I believe in horse racing.
Anyone who watched the 2006 Preakness stakes or this year’s Kentucky Derby saw the devastation of a tragic misstep on an animal, a sport, and an industry. My goal is not to convince the public that horse racing is safe or that the deaths of Barbaro and Eight Belles were anomalies. I merely wish to explain why I will keep coming back to the races anyway.
This is not going to be a discourse on the beauty and power of death. Horse racing is so totally and completely about life, vivacity, and freedom that the shock of a breakdown completely disrupts the ambience of a track. Watching a horse break down is like watching the Titanic sink. It seems completely at odds with reality that an iceberg could bring down a ship like Titanic, or that a tiny stumble could end a racehorse’s career or life. I do not want to ignore tragedies, but in order to understand horse racing, it is important to understand horse racing as it should be, the horse racing that is worthy of salvaging.

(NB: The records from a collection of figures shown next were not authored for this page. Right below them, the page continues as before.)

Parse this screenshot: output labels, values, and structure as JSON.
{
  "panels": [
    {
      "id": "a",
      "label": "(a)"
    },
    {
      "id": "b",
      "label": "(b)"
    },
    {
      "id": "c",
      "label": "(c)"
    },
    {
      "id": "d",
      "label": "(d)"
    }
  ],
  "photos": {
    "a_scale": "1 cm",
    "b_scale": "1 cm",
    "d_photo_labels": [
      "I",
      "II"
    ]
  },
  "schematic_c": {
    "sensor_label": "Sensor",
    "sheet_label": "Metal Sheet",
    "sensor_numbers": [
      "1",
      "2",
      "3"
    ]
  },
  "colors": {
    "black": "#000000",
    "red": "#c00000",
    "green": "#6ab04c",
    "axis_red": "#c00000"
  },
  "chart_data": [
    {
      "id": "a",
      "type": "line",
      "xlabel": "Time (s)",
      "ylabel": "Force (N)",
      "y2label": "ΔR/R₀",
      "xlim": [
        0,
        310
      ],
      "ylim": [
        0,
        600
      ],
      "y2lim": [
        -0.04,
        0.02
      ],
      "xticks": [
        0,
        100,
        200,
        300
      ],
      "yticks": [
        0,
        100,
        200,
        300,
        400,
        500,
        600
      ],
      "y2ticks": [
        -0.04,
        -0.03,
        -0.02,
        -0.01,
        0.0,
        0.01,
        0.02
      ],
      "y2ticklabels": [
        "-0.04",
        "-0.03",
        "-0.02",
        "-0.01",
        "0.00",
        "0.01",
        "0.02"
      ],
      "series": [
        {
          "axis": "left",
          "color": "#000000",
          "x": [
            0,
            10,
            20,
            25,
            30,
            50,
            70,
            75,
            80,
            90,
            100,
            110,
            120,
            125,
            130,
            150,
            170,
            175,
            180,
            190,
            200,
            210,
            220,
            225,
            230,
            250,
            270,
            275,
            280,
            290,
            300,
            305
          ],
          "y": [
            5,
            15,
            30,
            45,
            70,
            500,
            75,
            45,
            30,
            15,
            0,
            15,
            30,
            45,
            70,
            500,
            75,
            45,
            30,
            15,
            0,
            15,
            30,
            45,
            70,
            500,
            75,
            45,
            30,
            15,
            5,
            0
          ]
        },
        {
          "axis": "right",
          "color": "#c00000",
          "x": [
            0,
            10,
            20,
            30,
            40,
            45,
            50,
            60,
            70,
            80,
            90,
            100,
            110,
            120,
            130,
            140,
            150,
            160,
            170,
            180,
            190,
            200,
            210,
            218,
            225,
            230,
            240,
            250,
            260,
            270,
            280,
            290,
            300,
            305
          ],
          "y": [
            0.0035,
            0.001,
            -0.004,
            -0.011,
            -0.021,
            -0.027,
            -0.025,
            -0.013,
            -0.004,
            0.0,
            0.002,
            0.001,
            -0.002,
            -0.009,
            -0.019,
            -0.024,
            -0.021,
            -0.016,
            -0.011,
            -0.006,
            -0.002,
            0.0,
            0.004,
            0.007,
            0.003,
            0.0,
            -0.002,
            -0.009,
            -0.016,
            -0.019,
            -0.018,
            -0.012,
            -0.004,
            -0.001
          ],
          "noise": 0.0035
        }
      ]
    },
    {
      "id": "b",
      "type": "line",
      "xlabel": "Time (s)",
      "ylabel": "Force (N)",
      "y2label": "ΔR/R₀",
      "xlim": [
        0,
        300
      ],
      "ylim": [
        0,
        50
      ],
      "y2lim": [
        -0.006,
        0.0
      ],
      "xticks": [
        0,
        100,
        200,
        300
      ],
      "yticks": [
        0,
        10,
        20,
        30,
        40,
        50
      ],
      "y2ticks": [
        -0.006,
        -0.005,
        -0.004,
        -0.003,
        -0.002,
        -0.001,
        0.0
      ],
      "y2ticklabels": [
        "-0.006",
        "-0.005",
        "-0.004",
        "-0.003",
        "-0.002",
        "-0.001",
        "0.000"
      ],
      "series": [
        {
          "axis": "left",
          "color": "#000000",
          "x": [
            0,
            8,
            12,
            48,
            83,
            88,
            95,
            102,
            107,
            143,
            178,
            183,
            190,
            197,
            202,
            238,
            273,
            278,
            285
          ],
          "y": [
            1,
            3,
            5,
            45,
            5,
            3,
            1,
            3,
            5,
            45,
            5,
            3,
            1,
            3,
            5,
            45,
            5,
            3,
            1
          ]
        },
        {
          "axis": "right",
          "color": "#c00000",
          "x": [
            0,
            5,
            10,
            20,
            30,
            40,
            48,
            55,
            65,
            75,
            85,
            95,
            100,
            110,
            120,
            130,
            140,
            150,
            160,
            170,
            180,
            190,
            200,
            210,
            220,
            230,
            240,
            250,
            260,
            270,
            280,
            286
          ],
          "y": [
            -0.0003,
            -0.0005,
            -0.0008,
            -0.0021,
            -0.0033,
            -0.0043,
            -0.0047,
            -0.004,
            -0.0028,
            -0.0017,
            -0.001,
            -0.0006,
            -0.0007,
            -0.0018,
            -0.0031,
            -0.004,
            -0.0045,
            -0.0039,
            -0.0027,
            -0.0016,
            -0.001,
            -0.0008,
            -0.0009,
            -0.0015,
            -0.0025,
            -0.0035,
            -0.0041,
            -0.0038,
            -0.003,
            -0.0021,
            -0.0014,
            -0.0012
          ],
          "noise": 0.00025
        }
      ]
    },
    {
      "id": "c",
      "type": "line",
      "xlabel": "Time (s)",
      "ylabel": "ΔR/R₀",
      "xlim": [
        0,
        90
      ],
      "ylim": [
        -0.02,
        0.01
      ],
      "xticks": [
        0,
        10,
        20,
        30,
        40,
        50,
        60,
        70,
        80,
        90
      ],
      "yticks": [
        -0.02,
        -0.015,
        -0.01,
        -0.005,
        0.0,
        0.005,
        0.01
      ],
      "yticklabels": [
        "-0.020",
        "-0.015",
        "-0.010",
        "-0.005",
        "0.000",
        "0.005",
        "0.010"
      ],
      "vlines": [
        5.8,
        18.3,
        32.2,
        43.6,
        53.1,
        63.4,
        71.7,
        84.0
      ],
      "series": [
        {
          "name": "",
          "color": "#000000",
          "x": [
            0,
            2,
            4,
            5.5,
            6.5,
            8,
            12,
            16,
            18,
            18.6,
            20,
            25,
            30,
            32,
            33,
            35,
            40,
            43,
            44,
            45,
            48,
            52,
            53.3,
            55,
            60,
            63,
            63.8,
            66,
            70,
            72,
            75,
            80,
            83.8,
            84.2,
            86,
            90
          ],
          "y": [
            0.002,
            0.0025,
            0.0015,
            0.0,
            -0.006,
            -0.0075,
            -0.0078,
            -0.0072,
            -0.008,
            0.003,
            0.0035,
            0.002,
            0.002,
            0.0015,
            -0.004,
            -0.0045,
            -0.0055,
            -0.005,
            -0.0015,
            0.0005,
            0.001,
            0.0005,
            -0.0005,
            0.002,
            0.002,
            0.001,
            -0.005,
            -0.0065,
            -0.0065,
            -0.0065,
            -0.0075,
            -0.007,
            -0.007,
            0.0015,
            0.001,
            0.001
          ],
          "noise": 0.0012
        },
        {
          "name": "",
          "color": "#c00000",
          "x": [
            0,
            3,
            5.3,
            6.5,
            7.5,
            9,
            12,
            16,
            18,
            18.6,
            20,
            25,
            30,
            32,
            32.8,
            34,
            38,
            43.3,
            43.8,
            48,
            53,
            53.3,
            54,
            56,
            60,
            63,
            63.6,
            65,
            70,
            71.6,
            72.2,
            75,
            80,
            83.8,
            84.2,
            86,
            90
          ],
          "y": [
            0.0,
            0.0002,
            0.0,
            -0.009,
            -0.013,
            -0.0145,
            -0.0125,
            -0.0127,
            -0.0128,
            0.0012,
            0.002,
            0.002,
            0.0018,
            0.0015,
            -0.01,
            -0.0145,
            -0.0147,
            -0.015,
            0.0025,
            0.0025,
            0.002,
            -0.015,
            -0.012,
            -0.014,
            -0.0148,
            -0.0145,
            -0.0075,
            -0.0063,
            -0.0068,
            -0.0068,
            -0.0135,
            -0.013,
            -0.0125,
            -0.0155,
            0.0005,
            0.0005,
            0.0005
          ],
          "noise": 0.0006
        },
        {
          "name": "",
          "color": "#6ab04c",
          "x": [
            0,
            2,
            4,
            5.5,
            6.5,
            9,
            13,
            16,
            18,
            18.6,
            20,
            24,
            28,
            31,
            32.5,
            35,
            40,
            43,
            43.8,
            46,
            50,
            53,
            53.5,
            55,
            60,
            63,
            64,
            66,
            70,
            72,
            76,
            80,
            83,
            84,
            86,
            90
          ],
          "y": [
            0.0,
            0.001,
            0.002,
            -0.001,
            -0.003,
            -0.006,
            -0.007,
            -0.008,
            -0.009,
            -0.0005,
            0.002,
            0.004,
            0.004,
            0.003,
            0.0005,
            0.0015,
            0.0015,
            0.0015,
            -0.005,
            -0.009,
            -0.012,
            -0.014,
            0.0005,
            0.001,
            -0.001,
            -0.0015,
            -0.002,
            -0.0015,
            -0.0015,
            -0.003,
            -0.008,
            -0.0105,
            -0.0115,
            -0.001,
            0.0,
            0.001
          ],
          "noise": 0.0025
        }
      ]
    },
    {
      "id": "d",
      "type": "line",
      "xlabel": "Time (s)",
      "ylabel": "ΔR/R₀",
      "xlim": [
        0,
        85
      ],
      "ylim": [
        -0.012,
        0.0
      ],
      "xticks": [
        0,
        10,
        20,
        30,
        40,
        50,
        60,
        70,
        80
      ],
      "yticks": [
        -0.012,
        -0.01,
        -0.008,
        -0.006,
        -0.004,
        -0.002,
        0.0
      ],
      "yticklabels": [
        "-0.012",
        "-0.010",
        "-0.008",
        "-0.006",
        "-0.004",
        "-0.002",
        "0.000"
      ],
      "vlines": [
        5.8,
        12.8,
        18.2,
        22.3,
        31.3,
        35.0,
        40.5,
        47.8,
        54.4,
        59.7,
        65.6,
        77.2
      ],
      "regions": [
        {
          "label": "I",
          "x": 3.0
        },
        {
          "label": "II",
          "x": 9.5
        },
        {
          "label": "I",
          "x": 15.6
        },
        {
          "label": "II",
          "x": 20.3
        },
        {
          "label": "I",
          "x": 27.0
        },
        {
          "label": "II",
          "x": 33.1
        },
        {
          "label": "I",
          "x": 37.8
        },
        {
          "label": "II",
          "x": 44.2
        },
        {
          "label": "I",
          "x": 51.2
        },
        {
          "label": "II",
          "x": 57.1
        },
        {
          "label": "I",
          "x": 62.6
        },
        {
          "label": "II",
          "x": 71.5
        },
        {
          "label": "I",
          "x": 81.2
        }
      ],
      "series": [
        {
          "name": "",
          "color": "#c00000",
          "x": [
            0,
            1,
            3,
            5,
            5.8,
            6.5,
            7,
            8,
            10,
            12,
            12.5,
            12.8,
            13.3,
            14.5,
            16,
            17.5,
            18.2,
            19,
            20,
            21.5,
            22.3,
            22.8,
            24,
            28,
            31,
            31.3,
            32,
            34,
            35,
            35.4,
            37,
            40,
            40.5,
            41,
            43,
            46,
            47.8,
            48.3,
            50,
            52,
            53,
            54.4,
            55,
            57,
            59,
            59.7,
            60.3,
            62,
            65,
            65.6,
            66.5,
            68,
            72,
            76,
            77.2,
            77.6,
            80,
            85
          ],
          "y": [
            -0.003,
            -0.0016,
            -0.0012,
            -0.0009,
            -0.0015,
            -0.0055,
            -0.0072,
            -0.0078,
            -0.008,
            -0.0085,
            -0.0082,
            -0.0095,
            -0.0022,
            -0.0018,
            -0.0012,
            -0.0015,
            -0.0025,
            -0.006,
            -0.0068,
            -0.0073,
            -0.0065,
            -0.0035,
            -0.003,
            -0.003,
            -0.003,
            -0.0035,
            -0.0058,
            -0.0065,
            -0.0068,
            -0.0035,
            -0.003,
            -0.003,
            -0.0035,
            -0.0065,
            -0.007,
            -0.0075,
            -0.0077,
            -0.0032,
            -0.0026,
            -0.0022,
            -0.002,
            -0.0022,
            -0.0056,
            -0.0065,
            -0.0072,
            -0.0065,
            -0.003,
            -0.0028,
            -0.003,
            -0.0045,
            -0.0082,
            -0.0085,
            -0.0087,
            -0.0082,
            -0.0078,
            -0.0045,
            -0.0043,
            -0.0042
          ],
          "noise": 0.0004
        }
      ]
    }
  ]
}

Believing in horse racing is embracing the salty-sweet racing world where grace and power coalesce, wizards turn washed-up claimers in champions, and doll-men fly by at thirty-eight miles per hour on 1200 pounds of pure locomotion. Thoroughbred racehorses have running in their blood, every atom of their being designed for speed. A racehorse in motion stretches out his neck, shoulder and quarter muscles corded, nostrils flared, legs devouring the ground. For a moment in each gallop stride, all four feet leave terra firma and the horse literally takes flight, a flesh-and-blood Pegasus.
Despite their Olympian capabilities, racehorses are imperfect heroes. People love those flawed zephyrs, the horses who run through pain and defeat, whose stories strain credulity; who would rather die than stop running. Racing fans live for their miracle horses whose lives blur the line between reality and myth. These real legends become household names, the sort of names that trip off the tongue in a reverent hush: War Admiral, Eclipse, Man O’ War, Secretariat, Seabiscuit. These horses have an old-world romance, like the Three Musketeers or John Wayne, mixed with a quality of divinity that raises them up above mere human affairs and into the realm of the supernatural. The best ones have a “look of the eagles” giving them the same benevolent contempt found the in far-seeing eyes of a bird of prey gazing at the pitiful figures of earth-bound mortals.
Despite this innate arrogance, racehorses never succumb to the same vices as human athletes. Racehorses are perhaps the only truly honest celebrities today. The horses come to the track only to do what they were born and bred to do—run. And when they run, it is incomparable to anything else in this world.
And so, despite the tragedies, I will return to horse racing, to feel the earth rumble under the feet of Titans once more.